Identifying the Amazon EMR Cluster that Serves Your Pipeline
If an EMRCluster
or EMRActivity
fails and the error
information provided by the AWS Data Pipeline console is unclear, you can identify the Amazon EMR
cluster that serves your pipeline using the Amazon EMR console. This helps you locate the
logs that Amazon EMR provides to get more details about errors that occur.

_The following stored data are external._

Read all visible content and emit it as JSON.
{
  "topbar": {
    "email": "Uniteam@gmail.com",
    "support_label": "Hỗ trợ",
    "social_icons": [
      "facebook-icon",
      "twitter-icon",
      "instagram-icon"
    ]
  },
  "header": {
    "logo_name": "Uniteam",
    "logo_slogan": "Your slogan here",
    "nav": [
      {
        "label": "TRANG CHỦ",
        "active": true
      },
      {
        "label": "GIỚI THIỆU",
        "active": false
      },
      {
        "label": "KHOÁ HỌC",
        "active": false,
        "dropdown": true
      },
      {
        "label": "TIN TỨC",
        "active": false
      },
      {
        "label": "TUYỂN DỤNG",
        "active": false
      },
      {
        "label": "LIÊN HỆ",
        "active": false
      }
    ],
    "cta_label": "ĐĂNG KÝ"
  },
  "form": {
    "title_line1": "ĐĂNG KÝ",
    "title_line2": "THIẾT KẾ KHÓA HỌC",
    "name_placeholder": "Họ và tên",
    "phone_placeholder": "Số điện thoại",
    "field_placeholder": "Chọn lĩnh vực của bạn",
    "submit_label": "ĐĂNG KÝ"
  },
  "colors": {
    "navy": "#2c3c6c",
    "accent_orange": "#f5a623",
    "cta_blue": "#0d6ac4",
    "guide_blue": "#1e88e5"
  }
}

To see more detailed Amazon EMR error information
-
In the AWS Data Pipeline console, select the triangle next to the pipeline instance, to expand the instance details.
-
Choose View execution details and select the triangle next to the component.
-
In the Details column, choose More.... The information screen opens listing the details of the component. Locate and copy the instanceParent value from the screen, such as:
@EmrActivityId_xiFDD_2017-09-30T21:40:13
-
Navigate to the Amazon EMR console, search for a cluster with the matching instanceParent value in its name, and then choose Debug.
Note
For the Debug button to function, your pipeline definition must have set the EmrActivity
enableDebugging
option totrue
and theEmrLogUri
option to a valid path. -
Now that you know which Amazon EMR cluster contains the error that causes your pipeline failure, follow the Troubleshooting Tips in the Amazon EMR Developer Guide.